New Year...Same Approach

I have been so busy lately that I have had to recuse myself from writing these articles for quite some time.  However, instilled with a sense of rebirth (or perhaps a lingering egg nog hangover) and purpose, I have chosen to re-launch my dedication to this website and my hubs.  Although this will be a shorter article, I will try to draft thought-provoking discussion in the future.    The concept of the “New Year” is often trapped within a miasma of romanticism and optimism, regardless of the current state of affairs.  People will conjure up chimeras, hope, and unfounded optimism to serve as a touchstone for the rest of the year.

                However, with goals abounding, which of these truly come to fruition?  Parallel to Christmas, rather than waiting for a calendar day to remind us of social mores, why not exercise these beliefs with the same ferocity every day?  Each year, nearly millions of adults deluded by tradition draft futile lists of things they’re going to alter in their lives.  Yet, by the time snow melts on the ground, these ephemeral  goals bear their true colors.  Does this belie meaning of the holiday?  Or  does it expose human behavior? 

                It is this author’s unwavering belief that in order to successfully reach goals, one must break down goals in a similar vein to constructing a factor tree in mathematics (Don’t worry, I don’t have any intention of teaching mathematical formulas or prose today).  For instance, the number “60” can be broken down into “6 X 10” and even “6X5X2.”  In this realm, the numbers 6, 5, and 2 serve as the instruments necessary to reach 60.  This principal may be applied to the ill-conceived and slapdash lists engendered by misguided enthusiasm. 

                An example of this is the knee-jerk reaction so many of us have to sign up for a gym membership, especially when most of the new signees are not physically active.  It’s the same strained pattern; people sign up for a gym membership, secure the help of a trainer, and complete overwhelm themselves and abruptly quit the gym.  One must possess an even-handed sense of equanimity, or else we’ll realize the chasm between our dreams and reality is too wide for us to jump over. 

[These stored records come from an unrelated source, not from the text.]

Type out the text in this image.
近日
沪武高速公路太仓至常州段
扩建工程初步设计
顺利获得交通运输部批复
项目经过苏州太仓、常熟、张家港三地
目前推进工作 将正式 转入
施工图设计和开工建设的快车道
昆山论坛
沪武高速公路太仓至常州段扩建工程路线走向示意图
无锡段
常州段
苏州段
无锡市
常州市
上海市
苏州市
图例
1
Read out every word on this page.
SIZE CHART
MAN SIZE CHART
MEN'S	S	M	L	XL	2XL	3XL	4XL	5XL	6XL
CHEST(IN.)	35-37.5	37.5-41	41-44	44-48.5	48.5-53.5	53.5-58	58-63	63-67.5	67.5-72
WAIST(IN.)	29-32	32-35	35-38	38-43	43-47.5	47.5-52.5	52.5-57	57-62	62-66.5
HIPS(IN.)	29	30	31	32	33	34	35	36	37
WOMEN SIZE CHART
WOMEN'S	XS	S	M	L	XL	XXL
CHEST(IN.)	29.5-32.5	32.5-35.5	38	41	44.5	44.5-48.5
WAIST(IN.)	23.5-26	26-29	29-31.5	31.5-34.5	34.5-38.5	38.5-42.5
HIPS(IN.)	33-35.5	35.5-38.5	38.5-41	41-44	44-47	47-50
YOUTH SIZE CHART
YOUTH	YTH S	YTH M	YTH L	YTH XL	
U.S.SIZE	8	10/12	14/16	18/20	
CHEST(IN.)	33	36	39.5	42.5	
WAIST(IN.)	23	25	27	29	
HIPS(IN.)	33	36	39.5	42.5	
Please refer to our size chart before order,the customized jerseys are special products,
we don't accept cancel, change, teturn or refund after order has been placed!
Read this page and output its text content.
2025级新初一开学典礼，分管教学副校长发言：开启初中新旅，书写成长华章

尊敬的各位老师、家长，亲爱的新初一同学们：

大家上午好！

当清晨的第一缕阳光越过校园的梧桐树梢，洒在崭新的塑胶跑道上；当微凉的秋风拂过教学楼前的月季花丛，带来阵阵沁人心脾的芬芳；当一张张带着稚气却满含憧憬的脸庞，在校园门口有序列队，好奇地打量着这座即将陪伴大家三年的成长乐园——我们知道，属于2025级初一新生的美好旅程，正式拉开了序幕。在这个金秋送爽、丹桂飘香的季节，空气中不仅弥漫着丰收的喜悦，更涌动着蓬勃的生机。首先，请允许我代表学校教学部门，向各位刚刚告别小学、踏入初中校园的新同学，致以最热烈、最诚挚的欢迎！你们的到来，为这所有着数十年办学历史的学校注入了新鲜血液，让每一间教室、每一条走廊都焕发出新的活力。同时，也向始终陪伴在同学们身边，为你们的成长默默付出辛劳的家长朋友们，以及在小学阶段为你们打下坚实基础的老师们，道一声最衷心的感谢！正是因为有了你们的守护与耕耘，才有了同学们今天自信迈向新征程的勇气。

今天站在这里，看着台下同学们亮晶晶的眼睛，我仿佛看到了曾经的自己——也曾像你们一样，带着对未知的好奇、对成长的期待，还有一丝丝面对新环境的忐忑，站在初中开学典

                As an alternative forum for discussion, why not consider changing the way  in which you pursue new challenges rather than crafting a  hackneyed list of new challenges.  Perhaps the best way to combat inchoate goals is to get to the root of the problem, just as getting to the bottom of a number requires teasing out its factors (see above).  Once a method has crystalized for you, it may become easier to successful reach your goals and maintain a healthy sense of motiviation.

                For those reading this, please digest your goals like you do your food!  Break down their complex molecule structures into palatable bites.  There should be no sense of rush or exigency when pursuing your goals.  Remember, you have 12 months before they gravitate to the back of your subconscious and you make a new list for 2012.